Don't get me wrong - I do not blindly hate Microsoft, Apple or anyone else for the matter. Apple's hardware quality and design is near unbeatable. The day Microsoft does come out with a real quality product (in the lines of Excel '97 say) I will be one of the first to pick it up. However Microsoft has become lax and completely dependent on its market monopoly (resulting from various factors) and this mentality is reflected even in their "I'm a pc" ads. All innovation has gone out the 'window' and whatever is assembled is a cheap imitation of something original made by someone else. The "innovation" of the second half of the 90s as ruled by Microsoft was to make bigger meaner machines that simply take more load thrown at them. From a corporate perspective that may work effectively but from an academic and long term perspective it simply is not beautiful enough. How can McDonald's be the definitive element for satisfactory dining?

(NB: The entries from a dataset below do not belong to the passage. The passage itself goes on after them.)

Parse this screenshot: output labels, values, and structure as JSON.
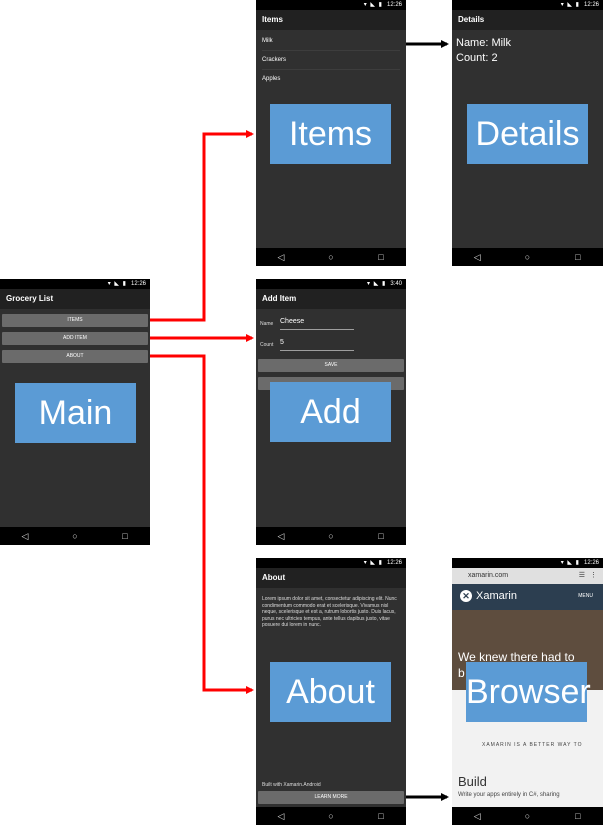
{
  "colors": {
    "red_arrow": "#ff0000",
    "black_arrow": "#000000",
    "label_box": "#5b9bd5"
  },
  "status_time": "12:26",
  "status_time_add": "3:40",
  "nav": {
    "back": "◁",
    "home": "○",
    "recents": "□"
  },
  "main": {
    "title": "Grocery List",
    "buttons": [
      "ITEMS",
      "ADD ITEM",
      "ABOUT"
    ],
    "label": "Main"
  },
  "items": {
    "title": "Items",
    "list": [
      "Milk",
      "Crackers",
      "Apples"
    ],
    "label": "Items"
  },
  "details": {
    "title": "Details",
    "name_line": "Name: Milk",
    "count_line": "Count: 2",
    "label": "Details"
  },
  "add": {
    "title": "Add Item",
    "name_label": "Name",
    "name_value": "Cheese",
    "count_label": "Count",
    "count_value": "5",
    "save_label": "SAVE",
    "label": "Add"
  },
  "about": {
    "title": "About",
    "body": "Lorem ipsum dolor sit amet, consectetur adipiscing elit. Nunc condimentum commodo erat et scelerisque. Vivamus nisl neque, scelerisque et est a, rutrum lobortis justo. Duis lacus, purus nec ultricies tempus, ante tellus dapibus justo, vitae posuere dui lorem in nunc.",
    "footer": "Built with Xamarin.Android",
    "learn_more": "LEARN MORE",
    "label": "About"
  },
  "browser": {
    "url": "xamarin.com",
    "brand": "Xamarin",
    "menu": "MENU",
    "hero_text_1": "We knew there had to",
    "hero_text_2": "b",
    "tagline": "XAMARIN IS A BETTER WAY TO",
    "build": "Build",
    "sub": "Write your apps entirely in C#, sharing",
    "label": "Browser"
  }
}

However the new millennium has gone back to defining innovation as an original product that can do better with lesser needs and an addictive interface that culminate into a great user experience (read: Wii, iPod) and Google
has had a lion's share in bringing that back. Writing code is an art and Google, in that sense, is the Picasso of the current generation. Google's code-writers focus on how pretty the code is rather than what the end product is and have brought sexy back doing just that. Yeah they are a company too. They look at profiteering and gaining market share. But how they do it sets them apart. Indeed the compromising existence of a Windows user is relatively unfelt primarily because of what Google offers to balance their experience.
So here are twenty of the top ideas from Google that have changed our user experience for the better. I originally intended for ten but honestly there were too many ideas that were getting honourable mentions and I had to do them justice as a loyal fan:
Honourable mentions: Google Voice, Bots, Latitude, Sketchup, Ads, Vision, Blogger - Really I cannot allow past 20. The reader is bored already.
20. Images - Simple size control and customizable searches make this image search a winner over the others. No brainer.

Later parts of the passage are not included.